How foolish his aim had been! He had tried to build a break-water of order and elegance against the sordid tide of life without him and to dam up, by rules of conduct and active interest and new filial relations, the powerful recurrence of the tides within him. Useless. From without as from within the waters had flowed over his barriers: their tides began once more to jostle fiercely above the crumbled mole.
He saw clearly too his own futile isolation. He had not gone one step nearer the lives he had sought to approach nor bridged the restless shame and rancour that had divided him from mother and brother and sister. He felt that he was hardly of the one blood with them but stood to them rather in the mystical kinship of fosterage, fosterchild and fosterbrother.
He turned to appease the fierce longings of his heart before which everything else was idle and alien. He cared little that he was in mortal sin, that his life had grown to be a tissue of subterfuge and falsehood. Beside the savage desire within him to realize the enormities which he brooded on nothing was sacred. He bore cynically with the shameful details of his secret riots in which he exulted to defile with patience whatever image had attracted his eyes. By day and by night he moved among distorted images of the outer world. A figure that had seemed to him by day demure and innocent came towards him by night through the winding darkness of sleep, her face transfigured by a lecherous cunning, her eyes bright with brutish joy. Only the morning pained him with its dim memory of dark orgiastic riot, its keen and humiliating sense of transgression.
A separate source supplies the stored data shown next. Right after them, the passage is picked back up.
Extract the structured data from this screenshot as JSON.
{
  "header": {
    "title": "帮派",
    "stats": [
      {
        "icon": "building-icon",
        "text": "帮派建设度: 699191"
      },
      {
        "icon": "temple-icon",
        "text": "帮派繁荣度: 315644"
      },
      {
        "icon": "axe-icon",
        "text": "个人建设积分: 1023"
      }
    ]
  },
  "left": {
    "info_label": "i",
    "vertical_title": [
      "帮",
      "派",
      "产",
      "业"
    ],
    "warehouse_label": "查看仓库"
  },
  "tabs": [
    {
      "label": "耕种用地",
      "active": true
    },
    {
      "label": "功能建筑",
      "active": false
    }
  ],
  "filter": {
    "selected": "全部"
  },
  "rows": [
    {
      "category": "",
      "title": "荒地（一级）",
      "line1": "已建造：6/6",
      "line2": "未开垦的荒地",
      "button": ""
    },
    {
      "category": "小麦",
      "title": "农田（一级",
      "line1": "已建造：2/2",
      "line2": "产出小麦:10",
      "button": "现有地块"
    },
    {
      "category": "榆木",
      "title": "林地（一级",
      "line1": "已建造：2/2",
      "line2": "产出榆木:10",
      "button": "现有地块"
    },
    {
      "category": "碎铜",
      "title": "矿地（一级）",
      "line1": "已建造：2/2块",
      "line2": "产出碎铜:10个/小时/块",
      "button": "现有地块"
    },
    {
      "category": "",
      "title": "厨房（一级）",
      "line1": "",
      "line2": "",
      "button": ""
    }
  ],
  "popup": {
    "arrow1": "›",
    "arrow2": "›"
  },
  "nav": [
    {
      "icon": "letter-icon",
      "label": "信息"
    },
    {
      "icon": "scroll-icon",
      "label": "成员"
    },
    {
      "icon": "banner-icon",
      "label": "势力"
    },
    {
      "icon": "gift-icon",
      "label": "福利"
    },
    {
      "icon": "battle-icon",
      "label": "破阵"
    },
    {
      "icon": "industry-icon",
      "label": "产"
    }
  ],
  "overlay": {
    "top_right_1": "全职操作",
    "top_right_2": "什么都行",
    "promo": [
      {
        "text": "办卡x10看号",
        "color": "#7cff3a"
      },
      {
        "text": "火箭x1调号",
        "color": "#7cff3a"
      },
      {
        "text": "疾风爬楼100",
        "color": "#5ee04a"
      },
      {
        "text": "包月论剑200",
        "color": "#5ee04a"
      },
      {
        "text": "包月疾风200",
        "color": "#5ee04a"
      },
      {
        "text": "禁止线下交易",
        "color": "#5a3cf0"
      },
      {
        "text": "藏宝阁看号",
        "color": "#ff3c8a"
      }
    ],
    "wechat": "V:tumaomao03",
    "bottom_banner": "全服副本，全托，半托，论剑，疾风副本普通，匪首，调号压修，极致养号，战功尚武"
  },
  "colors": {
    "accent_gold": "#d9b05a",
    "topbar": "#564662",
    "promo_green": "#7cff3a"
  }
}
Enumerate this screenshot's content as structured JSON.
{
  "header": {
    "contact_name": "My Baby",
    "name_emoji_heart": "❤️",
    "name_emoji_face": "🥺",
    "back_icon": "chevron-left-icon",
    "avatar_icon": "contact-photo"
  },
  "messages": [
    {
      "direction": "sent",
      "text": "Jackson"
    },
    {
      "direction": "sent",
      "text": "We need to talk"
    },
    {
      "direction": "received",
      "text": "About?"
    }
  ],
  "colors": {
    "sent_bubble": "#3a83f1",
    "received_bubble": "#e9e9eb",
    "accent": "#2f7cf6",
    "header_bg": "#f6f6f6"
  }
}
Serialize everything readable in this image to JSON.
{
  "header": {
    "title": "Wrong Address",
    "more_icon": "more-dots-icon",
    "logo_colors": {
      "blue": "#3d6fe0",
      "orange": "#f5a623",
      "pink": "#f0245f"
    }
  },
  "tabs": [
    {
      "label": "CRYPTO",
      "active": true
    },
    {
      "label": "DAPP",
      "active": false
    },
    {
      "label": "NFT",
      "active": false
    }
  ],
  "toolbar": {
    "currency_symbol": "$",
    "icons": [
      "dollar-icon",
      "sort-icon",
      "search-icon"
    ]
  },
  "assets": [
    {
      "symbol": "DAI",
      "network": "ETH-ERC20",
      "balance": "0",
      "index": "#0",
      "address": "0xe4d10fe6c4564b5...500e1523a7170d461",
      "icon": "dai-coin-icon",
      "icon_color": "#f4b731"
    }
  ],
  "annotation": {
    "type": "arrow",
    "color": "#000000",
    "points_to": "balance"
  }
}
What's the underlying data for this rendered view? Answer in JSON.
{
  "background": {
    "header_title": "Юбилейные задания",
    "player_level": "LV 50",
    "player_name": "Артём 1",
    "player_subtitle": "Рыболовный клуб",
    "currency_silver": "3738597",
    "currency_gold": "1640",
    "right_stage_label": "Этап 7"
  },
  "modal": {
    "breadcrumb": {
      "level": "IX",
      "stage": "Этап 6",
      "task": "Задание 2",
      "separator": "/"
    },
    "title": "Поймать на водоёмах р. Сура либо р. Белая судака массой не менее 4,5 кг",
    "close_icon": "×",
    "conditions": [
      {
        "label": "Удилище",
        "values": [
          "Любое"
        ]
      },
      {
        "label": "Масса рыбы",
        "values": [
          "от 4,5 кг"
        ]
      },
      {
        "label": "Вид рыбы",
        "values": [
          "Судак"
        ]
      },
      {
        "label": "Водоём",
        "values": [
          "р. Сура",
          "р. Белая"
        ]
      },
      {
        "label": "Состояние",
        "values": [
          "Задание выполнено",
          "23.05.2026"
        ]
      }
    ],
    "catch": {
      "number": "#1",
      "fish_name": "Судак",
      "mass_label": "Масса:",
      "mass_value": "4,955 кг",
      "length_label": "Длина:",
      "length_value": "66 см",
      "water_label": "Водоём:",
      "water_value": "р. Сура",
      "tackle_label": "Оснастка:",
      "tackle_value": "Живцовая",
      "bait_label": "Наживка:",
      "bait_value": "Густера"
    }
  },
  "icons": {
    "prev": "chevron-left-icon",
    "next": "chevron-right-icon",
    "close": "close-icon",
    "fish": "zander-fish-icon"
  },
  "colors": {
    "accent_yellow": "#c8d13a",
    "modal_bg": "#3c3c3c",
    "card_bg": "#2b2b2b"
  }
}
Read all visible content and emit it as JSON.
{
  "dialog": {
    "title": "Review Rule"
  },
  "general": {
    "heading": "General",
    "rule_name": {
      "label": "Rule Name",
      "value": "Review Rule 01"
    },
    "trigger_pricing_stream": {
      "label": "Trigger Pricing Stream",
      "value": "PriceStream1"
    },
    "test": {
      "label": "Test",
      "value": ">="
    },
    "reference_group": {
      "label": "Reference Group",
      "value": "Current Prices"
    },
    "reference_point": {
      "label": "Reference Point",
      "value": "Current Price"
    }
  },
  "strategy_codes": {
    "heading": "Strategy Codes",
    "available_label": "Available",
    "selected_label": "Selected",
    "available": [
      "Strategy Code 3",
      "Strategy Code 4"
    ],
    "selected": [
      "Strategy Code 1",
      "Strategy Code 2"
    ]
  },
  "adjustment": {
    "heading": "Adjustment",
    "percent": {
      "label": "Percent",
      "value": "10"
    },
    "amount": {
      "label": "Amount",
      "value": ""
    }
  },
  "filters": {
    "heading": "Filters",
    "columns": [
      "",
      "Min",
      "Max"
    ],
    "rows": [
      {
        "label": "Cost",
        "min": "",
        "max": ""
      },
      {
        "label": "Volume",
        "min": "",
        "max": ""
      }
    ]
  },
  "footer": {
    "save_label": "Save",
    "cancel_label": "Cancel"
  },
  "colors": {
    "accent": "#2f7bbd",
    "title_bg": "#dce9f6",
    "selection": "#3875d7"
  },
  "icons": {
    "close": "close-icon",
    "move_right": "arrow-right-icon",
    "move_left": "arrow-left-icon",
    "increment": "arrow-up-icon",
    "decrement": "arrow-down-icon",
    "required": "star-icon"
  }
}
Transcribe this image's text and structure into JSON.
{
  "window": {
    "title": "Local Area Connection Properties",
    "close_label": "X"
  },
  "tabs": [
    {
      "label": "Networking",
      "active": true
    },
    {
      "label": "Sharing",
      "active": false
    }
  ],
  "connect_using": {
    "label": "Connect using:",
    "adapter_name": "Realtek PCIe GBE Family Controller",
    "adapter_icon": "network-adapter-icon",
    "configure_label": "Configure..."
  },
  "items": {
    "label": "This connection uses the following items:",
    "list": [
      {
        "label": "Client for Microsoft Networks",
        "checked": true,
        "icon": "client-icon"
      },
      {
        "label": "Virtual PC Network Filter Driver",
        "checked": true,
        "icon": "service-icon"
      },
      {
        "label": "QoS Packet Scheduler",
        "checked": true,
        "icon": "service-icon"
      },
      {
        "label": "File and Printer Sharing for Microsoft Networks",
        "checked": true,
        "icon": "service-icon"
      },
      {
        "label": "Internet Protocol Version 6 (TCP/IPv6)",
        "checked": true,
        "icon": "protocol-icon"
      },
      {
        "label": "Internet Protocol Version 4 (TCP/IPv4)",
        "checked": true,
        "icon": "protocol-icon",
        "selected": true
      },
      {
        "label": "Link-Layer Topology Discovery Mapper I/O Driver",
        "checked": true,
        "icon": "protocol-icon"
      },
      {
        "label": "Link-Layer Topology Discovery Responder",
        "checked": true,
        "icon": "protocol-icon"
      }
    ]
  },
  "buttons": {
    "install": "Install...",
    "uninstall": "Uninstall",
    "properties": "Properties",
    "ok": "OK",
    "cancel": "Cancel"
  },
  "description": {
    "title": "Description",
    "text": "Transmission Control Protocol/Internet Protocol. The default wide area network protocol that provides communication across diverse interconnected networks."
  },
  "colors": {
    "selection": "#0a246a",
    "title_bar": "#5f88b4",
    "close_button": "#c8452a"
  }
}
He returned to his wanderings. The veiled autumnal evenings led him from street to street as they had led him years before along the quiet avenues of Blackrock. But no vision of trim front gardens or of kindly lights in the windows poured a tender influence upon him now. Only at times, in the pauses of his desire, when the luxury that was wasting him gave room to a softer languor, the image of Mercedes traversed the background of his memory. He saw again the small white house and the garden of rose-bushes on the road that led to the mountains and he remembered the sadly proud gesture of refusal which he was to make there, standing with her in the moonlit garden after years of estrangement and adventure. At those moments the soft speeches of Claude Melnotte rose to his lips and eased his unrest. A tender premonition touched him of the tryst he had then looked forward to and, in spite of the horrible reality which lay between his hope of then and now, of the holy encounter he had then imagined at which weakness and timidity and inexperience were to fall from him.